Habets Esther J J, Dirven Linda, Wiggenraad Ruud G, Verbeek-de Kanter Antoinette, Lycklama À Nijeholt Geert J, Zwinkels Hanneke, Klein Martin, Taphoorn Martin J B
Department of Neurology, Medical Center Haaglanden, The Hague, the Netherlands (E.J.J.H., H.Z., M.J.B.T.); Department of Neurology, VU University Medical Center, Amsterdam, the Netherlands (L.D., M.J.B.T.); Radiotherapy Center West, The Hague, the Netherlands (R.G.W., A.V.-d.K.); Department of Radiology, Medical Center Haaglanden, The Hague, the Netherlands (G.J.L.àN.); Department of Medical Psychology, VU University Medical Center, Amsterdam, the Netherlands (M.K.).
Neuro Oncol. 2016 Mar;18(3):435-44. doi: 10.1093/neuonc/nov186. Epub 2015 Sep 18.
Stereotactic radiotherapy (SRT) is expected to have a less detrimental effect on neurocognitive functioning and health-related quality of life (HRQoL) than whole-brain radiotherapy. To evaluate the impact of brain metastases and SRT on neurocognitive functioning and HRQoL, we performed a prospective study.
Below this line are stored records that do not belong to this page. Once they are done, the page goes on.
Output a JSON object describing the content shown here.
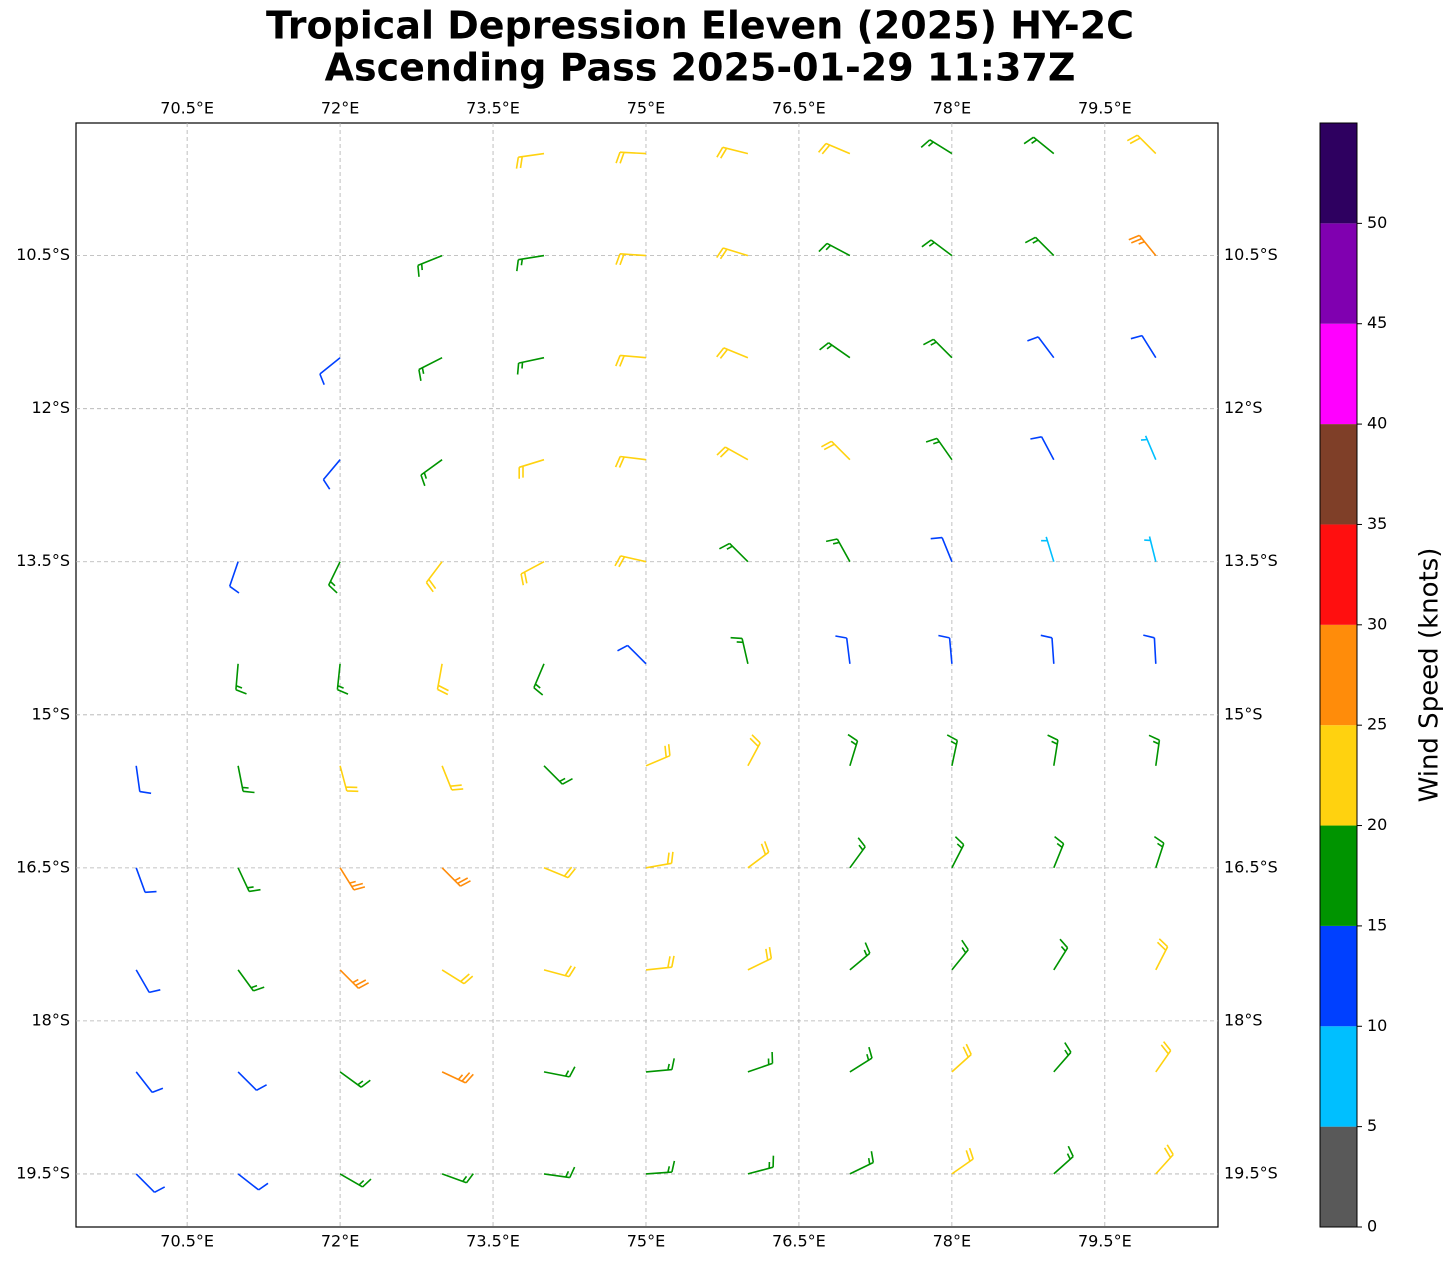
{
  "chart_data": {
    "type": "wind-barbs",
    "title": "Tropical Depression Eleven (2025) HY-2C",
    "subtitle": "Ascending Pass 2025-01-29 11:37Z",
    "xlim": [
      69.41,
      80.61
    ],
    "ylim": [
      -20.02,
      -9.2
    ],
    "xticks": [
      {
        "value": 70.5,
        "label": "70.5°E"
      },
      {
        "value": 72,
        "label": "72°E"
      },
      {
        "value": 73.5,
        "label": "73.5°E"
      },
      {
        "value": 75,
        "label": "75°E"
      },
      {
        "value": 76.5,
        "label": "76.5°E"
      },
      {
        "value": 78,
        "label": "78°E"
      },
      {
        "value": 79.5,
        "label": "79.5°E"
      }
    ],
    "yticks": [
      {
        "value": -10.5,
        "label": "10.5°S"
      },
      {
        "value": -12,
        "label": "12°S"
      },
      {
        "value": -13.5,
        "label": "13.5°S"
      },
      {
        "value": -15,
        "label": "15°S"
      },
      {
        "value": -16.5,
        "label": "16.5°S"
      },
      {
        "value": -18,
        "label": "18°S"
      },
      {
        "value": -19.5,
        "label": "19.5°S"
      }
    ],
    "grid": true,
    "barbs": {
      "lon": [
        74,
        75,
        76,
        77,
        78,
        79,
        80,
        73,
        74,
        75,
        76,
        77,
        78,
        79,
        80,
        72,
        73,
        74,
        75,
        76,
        77,
        78,
        79,
        80,
        72,
        73,
        74,
        75,
        76,
        77,
        78,
        79,
        80,
        71,
        72,
        73,
        74,
        75,
        76,
        77,
        78,
        79,
        80,
        71,
        72,
        73,
        74,
        75,
        76,
        77,
        78,
        79,
        80,
        70,
        71,
        72,
        73,
        74,
        75,
        76,
        77,
        78,
        79,
        80,
        70,
        71,
        72,
        73,
        74,
        75,
        76,
        77,
        78,
        79,
        80,
        70,
        71,
        72,
        73,
        74,
        75,
        76,
        77,
        78,
        79,
        80,
        70,
        71,
        72,
        73,
        74,
        75,
        76,
        77,
        78,
        79,
        80,
        70,
        71,
        72,
        73,
        74,
        75,
        76,
        77,
        78,
        79,
        80
      ],
      "lat": [
        -9.5,
        -9.5,
        -9.5,
        -9.5,
        -9.5,
        -9.5,
        -9.5,
        -10.5,
        -10.5,
        -10.5,
        -10.5,
        -10.5,
        -10.5,
        -10.5,
        -10.5,
        -11.5,
        -11.5,
        -11.5,
        -11.5,
        -11.5,
        -11.5,
        -11.5,
        -11.5,
        -11.5,
        -12.5,
        -12.5,
        -12.5,
        -12.5,
        -12.5,
        -12.5,
        -12.5,
        -12.5,
        -12.5,
        -13.5,
        -13.5,
        -13.5,
        -13.5,
        -13.5,
        -13.5,
        -13.5,
        -13.5,
        -13.5,
        -13.5,
        -14.5,
        -14.5,
        -14.5,
        -14.5,
        -14.5,
        -14.5,
        -14.5,
        -14.5,
        -14.5,
        -14.5,
        -15.5,
        -15.5,
        -15.5,
        -15.5,
        -15.5,
        -15.5,
        -15.5,
        -15.5,
        -15.5,
        -15.5,
        -15.5,
        -16.5,
        -16.5,
        -16.5,
        -16.5,
        -16.5,
        -16.5,
        -16.5,
        -16.5,
        -16.5,
        -16.5,
        -16.5,
        -17.5,
        -17.5,
        -17.5,
        -17.5,
        -17.5,
        -17.5,
        -17.5,
        -17.5,
        -17.5,
        -17.5,
        -17.5,
        -18.5,
        -18.5,
        -18.5,
        -18.5,
        -18.5,
        -18.5,
        -18.5,
        -18.5,
        -18.5,
        -18.5,
        -18.5,
        -19.5,
        -19.5,
        -19.5,
        -19.5,
        -19.5,
        -19.5,
        -19.5,
        -19.5,
        -19.5,
        -19.5,
        -19.5
      ],
      "speed": [
        22,
        22,
        21,
        21,
        18,
        17,
        22,
        18,
        17,
        21,
        22,
        18,
        17,
        18,
        27,
        13,
        17,
        18,
        22,
        21,
        17,
        16,
        14,
        13,
        13,
        16,
        21,
        23,
        22,
        21,
        17,
        12,
        8,
        12,
        16,
        21,
        22,
        22,
        17,
        16,
        13,
        8,
        7,
        16,
        17,
        22,
        17,
        13,
        16,
        14,
        13,
        12,
        13,
        12,
        16,
        21,
        22,
        17,
        21,
        22,
        17,
        17,
        16,
        17,
        13,
        16,
        26,
        26,
        23,
        22,
        21,
        17,
        17,
        16,
        16,
        12,
        17,
        26,
        23,
        22,
        22,
        21,
        18,
        17,
        17,
        21,
        13,
        14,
        18,
        26,
        18,
        17,
        17,
        18,
        21,
        18,
        22,
        12,
        13,
        16,
        17,
        17,
        16,
        17,
        18,
        22,
        18,
        21
      ],
      "direction": [
        262,
        273,
        284,
        293,
        302,
        309,
        315,
        248,
        261,
        274,
        287,
        298,
        307,
        315,
        321,
        231,
        243,
        258,
        275,
        292,
        305,
        315,
        323,
        328,
        220,
        234,
        253,
        277,
        299,
        315,
        325,
        332,
        337,
        199,
        206,
        217,
        242,
        283,
        315,
        331,
        338,
        343,
        346,
        185,
        186,
        190,
        203,
        315,
        347,
        353,
        355,
        356,
        357,
        172,
        169,
        165,
        158,
        135,
        67,
        28,
        17,
        12,
        9,
        8,
        160,
        155,
        148,
        135,
        112,
        80,
        53,
        36,
        27,
        22,
        18,
        150,
        144,
        135,
        122,
        105,
        84,
        64,
        50,
        39,
        32,
        27,
        142,
        135,
        126,
        115,
        101,
        85,
        71,
        58,
        48,
        41,
        35,
        135,
        128,
        120,
        110,
        98,
        86,
        75,
        64,
        55,
        48,
        42
      ]
    },
    "colorbar": {
      "label": "Wind Speed (knots)",
      "bounds": [
        0,
        5,
        10,
        15,
        20,
        25,
        30,
        35,
        40,
        45,
        50,
        55
      ],
      "colors": [
        "#595959",
        "#00bfff",
        "#0040ff",
        "#009400",
        "#ffd20f",
        "#ff8c0a",
        "#ff0f0f",
        "#7f3f28",
        "#ff00ff",
        "#8000b0",
        "#2e0060"
      ],
      "ticks": [
        0,
        5,
        10,
        15,
        20,
        25,
        30,
        35,
        40,
        45,
        50
      ]
    }
  }
}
Neurocognitive functioning and HRQoL of 97 patients with brain metastases were measured before SRT and 1, 3, and 6 months after SRT. Seven cognitive domains were assessed. HRQoL was assessed with the European Organisation for Research and Treatment of Cancer (EORTC) QLQ-C30 and BN20 questionnaires. Neurocognitive functioning and HRQoL over time were analyzed with linear mixed models and stratified for baseline Karnofsky performance status (KPS), total metastatic volume, and systemic disease.
Median overall survival of patients was 7.7 months. Before SRT, neurocognitive domain and HRQoL scores were lower in patients than in healthy controls. At group level, patients worsened in physical functioning and fatigue at 6 months, while other outcome parameters of HRQoL and cognition remained stable. KPS < 90 and tumor volume >12.6 cm(3) were both associated with worse information processing speed and lower HRQoL scores over 6 months time. Intracranial tumor progression was associated with worsening of executive functioning and motor function.
Prior to SRT, neurocognitive functioning and HRQoL are moderately impaired in patients with brain metastases. Lower baseline KPS and larger tumor volume are associated with worse functioning. Over time, SRT does not have an additional detrimental effect on neurocognitive functioning and HRQoL, suggesting that SRT may be preferred over whole-brain radiotherapy.
立体定向放射治疗(SRT)对神经认知功能和健康相关生活质量(HRQoL)的不良影响预计比全脑放射治疗要小。为了评估脑转移瘤和SRT对神经认知功能及HRQoL的影响,我们进行了一项前瞻性研究。
对97例脑转移瘤患者在SRT前以及SRT后1个月、3个月和6个月时的神经认知功能和HRQoL进行测量。评估了七个认知领域。使用欧洲癌症研究与治疗组织(EORTC)的QLQ-C30和BN20问卷评估HRQoL。采用线性混合模型分析神经认知功能和HRQoL随时间的变化情况,并根据基线卡诺夫斯基表现状态(KPS)、总转移瘤体积和全身疾病进行分层。
患者的中位总生存期为7.7个月。在SRT前,患者的神经认知领域和HRQoL评分低于健康对照组。在组水平上,患者在6个月时身体功能和疲劳状况恶化,而HRQoL和认知的其他结局参数保持稳定。KPS<90以及肿瘤体积>12.6 cm³均与6个月内较差的信息处理速度和较低的HRQoL评分相关。颅内肿瘤进展与执行功能和运动功能恶化有关。
在SRT之前,脑转移瘤患者的神经认知功能和HRQoL受到中度损害。较低的基线KPS和较大的肿瘤体积与较差的功能相关。随着时间的推移,SRT对神经认知功能和HRQoL没有额外的不良影响,这表明SRT可能比全脑放射治疗更可取。